Profound23 wrote:Fencer reregistered wrote:Profound23 wrote:
-You must draft a COMPLETE starting five. A pure PG, SG, SF, PF, C (meaning no using something like two shooting guards and playing one at SF)
Sorry, but that's a stupid rule. Guys without clear positions include Bird, Duncan, Lebron, Durant and Harden.
Anyhow, the players one wants to pick are probably:
70s: Kareem (C)
80s: Bird (combo forward) or Magic (PG)
90s: Jordan (SG)
00s: Duncan (PF/C) or Garnett (PF who also played some SF, C and PG) or maybe LeBron (SF)
10s: LeBron (combo F who switched to PG late in the decade)
Easiest is to go with something like Kareem/Garnett/LeBron/Jordan/Magic. Bird will be missed for his shooting, but the team has a lot of other great passers and rebounders.
Another option is to switch Garnett for Durant, but that softens the team (not just because of the switch, but because we could assume a younger LeBron).
Spacing is problematic, but otherwise that team is seriously loaded.
The rule was because I knew without I would see stuff like this:lakers2020 wrote:Kobe 00
Jordan 90
Bird 80
James 10
Kareem 70PMONSTER wrote:LeBron 2010s
Jordan 1990s
Kobe 2000s
Bird 1980s
Kareem 1970s
Pretty sure 90% pick something like this without that rule.
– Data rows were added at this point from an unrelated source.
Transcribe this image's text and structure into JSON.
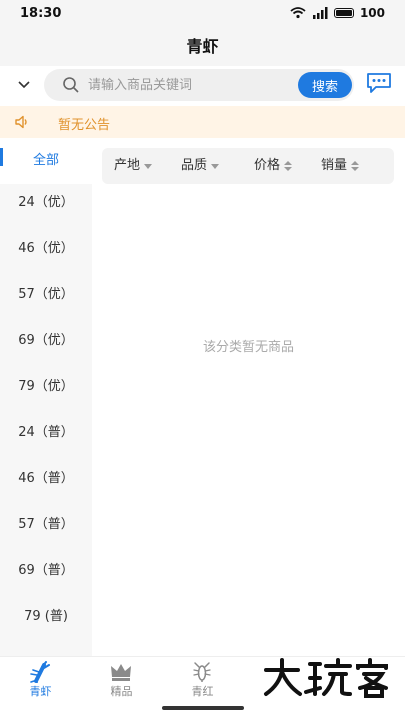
{
  "status": {
    "time": "18:30",
    "battery": "100"
  },
  "header": {
    "title": "青虾"
  },
  "search": {
    "placeholder": "请输入商品关键词",
    "button_label": "搜索"
  },
  "notice": {
    "text": "暂无公告"
  },
  "sidebar": {
    "items": [
      {
        "label": "全部",
        "active": true
      },
      {
        "label": "24（优）"
      },
      {
        "label": "46（优）"
      },
      {
        "label": "57（优）"
      },
      {
        "label": "69（优）"
      },
      {
        "label": "79（优）"
      },
      {
        "label": "24（普）"
      },
      {
        "label": "46（普）"
      },
      {
        "label": "57（普）"
      },
      {
        "label": "69（普）"
      },
      {
        "label": "79 (普)"
      }
    ]
  },
  "sort": {
    "items": [
      "产地",
      "品质",
      "价格",
      "销量"
    ]
  },
  "empty": {
    "text": "该分类暂无商品"
  },
  "tabbar": {
    "items": [
      {
        "label": "青虾",
        "icon": "lobster-icon",
        "active": true
      },
      {
        "label": "精品",
        "icon": "crown-icon"
      },
      {
        "label": "青红",
        "icon": "lobster-outline-icon"
      }
    ]
  },
  "colors": {
    "accent": "#1f7ae0",
    "notice_bg": "#fff4e6",
    "notice_text": "#e0922c"
  }
}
Two shooting guards, two small fowards.
Much of the time, Bird played the same position Kevin Love does today, at both ends of the floor. What do you call that? He certainly initiated the offense a lot more than Love does, but that didn't make him not-whatever-Love-is any more than Jokic's passing makes him not-a-center.